Singapore’s private education sector has undergone a quiet but sharp transformation, with one category leapfrogging from zero to top in just seven years. Ministry of Education data covering 2000 to 2024 shows special education school enrolment surged from zero in 2017 to 8,326 students in 2024, making it the dominant private-school category by a wide margin.
The turnaround
For nearly two decades, the dataset shows negligible activity. Special education schools recorded just a handful of students in the early 2000s, then none from 2008 through 2017. Madrasahs and privately-funded schools likewise reported zero enrolment until 2018. That year, all three categories began posting numbers for the first time since the data series started — a break that likely reflects a policy expansion or improved reporting rather than organic growth.
What the numbers say
By 2024, private schools collectively enrolled 15,287 students. Special education accounted for 55% of the total, with madrasahs at 3,589 and privately-funded schools at 3,372. The gap between the leader and the other two has widened each year since 2020, signalling a concentration of demand — or funding — toward special education provision.

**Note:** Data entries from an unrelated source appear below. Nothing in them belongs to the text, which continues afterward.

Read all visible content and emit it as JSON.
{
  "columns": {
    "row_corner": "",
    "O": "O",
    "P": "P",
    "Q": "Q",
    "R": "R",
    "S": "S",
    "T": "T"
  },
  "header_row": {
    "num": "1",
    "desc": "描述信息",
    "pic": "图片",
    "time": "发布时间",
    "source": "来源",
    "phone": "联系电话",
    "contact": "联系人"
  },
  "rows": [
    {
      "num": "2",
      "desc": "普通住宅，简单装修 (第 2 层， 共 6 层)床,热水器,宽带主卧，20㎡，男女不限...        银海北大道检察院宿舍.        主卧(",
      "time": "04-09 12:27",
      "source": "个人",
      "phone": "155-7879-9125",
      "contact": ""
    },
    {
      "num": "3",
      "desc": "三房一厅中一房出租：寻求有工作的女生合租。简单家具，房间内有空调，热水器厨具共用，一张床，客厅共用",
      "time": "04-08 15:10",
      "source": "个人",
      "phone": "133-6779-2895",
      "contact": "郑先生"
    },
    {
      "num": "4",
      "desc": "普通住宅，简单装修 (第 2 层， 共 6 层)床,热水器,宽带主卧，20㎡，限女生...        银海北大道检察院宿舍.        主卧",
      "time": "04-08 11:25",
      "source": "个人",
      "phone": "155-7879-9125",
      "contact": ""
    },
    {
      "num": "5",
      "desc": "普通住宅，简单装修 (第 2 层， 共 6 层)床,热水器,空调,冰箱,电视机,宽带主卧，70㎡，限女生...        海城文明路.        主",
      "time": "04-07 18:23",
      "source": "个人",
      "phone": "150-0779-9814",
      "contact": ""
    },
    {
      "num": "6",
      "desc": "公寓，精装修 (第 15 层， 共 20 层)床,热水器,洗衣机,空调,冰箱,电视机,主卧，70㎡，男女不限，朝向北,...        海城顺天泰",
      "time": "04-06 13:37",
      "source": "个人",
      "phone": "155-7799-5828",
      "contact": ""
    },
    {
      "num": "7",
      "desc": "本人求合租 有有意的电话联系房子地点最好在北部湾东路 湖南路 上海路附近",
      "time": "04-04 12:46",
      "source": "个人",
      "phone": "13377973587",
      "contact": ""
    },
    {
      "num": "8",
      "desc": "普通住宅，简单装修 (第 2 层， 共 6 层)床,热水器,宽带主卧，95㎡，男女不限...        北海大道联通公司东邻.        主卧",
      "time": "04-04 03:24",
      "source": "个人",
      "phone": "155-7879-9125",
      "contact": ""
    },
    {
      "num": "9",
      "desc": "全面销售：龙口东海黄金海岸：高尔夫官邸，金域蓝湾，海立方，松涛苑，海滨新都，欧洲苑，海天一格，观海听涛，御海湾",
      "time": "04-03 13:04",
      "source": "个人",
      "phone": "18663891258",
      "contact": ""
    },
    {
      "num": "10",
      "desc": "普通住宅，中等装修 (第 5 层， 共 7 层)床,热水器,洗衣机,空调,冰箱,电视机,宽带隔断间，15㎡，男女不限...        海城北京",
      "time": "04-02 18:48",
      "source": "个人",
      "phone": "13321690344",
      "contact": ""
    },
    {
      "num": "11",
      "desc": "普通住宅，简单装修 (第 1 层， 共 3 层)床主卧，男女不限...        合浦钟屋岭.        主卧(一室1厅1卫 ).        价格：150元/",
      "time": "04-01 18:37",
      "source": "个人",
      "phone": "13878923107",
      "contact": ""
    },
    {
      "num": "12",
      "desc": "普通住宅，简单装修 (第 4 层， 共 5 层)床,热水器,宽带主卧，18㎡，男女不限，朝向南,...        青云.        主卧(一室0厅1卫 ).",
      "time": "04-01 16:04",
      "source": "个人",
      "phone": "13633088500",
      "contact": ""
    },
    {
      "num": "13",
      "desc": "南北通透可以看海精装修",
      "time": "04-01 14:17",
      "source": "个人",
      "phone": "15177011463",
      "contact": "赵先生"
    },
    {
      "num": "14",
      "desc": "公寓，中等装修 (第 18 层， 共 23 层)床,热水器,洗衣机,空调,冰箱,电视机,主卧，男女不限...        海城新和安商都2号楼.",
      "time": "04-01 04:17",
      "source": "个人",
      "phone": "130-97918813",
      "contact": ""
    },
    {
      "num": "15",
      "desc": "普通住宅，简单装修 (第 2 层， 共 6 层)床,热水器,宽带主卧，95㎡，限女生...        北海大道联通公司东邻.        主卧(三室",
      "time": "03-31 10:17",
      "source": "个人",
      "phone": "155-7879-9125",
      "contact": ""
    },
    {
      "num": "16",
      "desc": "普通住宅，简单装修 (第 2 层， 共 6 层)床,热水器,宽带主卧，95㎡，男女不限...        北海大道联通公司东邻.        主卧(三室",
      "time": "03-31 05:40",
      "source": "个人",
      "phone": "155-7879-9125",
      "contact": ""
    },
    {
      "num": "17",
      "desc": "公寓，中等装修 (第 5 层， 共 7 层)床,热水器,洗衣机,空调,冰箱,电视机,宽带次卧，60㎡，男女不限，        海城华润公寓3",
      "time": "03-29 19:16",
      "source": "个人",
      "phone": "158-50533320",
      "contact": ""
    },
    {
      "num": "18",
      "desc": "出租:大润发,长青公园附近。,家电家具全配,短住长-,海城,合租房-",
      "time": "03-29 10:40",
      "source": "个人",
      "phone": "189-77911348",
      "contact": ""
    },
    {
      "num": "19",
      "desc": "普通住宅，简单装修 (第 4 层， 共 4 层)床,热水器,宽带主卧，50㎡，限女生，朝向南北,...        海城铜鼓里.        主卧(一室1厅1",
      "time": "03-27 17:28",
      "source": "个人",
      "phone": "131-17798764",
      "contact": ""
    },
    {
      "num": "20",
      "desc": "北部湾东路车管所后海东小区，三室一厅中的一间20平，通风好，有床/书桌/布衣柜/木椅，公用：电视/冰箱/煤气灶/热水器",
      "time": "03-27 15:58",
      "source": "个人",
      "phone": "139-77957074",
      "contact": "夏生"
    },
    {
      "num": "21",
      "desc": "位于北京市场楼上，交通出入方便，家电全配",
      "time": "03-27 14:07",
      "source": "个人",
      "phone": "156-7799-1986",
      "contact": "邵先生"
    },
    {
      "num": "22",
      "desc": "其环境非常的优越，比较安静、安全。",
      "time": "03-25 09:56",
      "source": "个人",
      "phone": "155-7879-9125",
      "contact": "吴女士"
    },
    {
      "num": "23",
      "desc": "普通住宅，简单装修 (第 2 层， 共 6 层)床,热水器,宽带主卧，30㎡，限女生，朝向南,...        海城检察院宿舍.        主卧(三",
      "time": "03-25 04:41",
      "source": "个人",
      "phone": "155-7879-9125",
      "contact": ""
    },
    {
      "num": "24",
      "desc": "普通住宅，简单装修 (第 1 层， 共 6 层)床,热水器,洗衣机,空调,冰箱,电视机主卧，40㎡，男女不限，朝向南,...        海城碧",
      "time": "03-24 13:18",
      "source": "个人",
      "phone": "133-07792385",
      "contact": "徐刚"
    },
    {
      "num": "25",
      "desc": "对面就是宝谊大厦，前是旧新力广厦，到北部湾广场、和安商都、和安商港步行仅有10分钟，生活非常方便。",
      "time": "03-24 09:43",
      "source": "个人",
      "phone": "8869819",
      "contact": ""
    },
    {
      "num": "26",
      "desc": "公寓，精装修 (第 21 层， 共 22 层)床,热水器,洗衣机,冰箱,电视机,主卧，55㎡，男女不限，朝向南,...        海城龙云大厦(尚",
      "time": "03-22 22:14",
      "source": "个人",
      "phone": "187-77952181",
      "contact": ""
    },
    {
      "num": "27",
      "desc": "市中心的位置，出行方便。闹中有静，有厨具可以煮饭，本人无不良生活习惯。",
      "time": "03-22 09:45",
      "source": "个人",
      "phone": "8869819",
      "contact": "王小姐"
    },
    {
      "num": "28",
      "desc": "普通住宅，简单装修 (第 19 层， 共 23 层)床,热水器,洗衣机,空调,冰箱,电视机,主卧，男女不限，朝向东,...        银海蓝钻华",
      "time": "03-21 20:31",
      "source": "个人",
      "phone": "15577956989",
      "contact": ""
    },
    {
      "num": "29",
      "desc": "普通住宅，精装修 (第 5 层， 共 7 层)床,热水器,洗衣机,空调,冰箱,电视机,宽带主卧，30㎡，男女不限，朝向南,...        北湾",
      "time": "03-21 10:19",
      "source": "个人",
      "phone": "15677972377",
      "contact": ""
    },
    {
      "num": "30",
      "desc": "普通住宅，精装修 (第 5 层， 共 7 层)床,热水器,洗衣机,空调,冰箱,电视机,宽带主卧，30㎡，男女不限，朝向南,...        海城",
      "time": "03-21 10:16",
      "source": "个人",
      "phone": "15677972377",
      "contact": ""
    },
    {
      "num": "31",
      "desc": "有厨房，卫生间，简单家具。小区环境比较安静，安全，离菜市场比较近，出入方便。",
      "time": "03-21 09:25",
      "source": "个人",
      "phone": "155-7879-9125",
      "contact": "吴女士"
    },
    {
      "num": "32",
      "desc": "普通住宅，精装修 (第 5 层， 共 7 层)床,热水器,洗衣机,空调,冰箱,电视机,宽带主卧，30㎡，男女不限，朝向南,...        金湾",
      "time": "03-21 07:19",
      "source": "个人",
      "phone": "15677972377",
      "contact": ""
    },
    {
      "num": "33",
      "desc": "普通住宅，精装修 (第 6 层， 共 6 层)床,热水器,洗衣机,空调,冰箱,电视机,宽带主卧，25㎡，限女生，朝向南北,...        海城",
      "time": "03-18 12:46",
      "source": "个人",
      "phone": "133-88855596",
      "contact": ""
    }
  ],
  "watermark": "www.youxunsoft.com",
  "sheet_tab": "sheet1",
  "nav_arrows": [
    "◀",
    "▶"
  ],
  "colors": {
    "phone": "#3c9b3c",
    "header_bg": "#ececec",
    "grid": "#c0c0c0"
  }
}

- Special Education School: 8,326 students (zero in 2017).
- Full-Time Islamic Religious School: 3,589 students.
- Privately-Funded School: 3,372 students.
While the dataset does not explain why the pattern shifted, the sudden appearance of numbers in 2018 across all three streams points to an administrative or regulatory change. For education watchers, the long flatline followed by a vertical climb makes the chart one of the starkest in Singapore’s recent education data.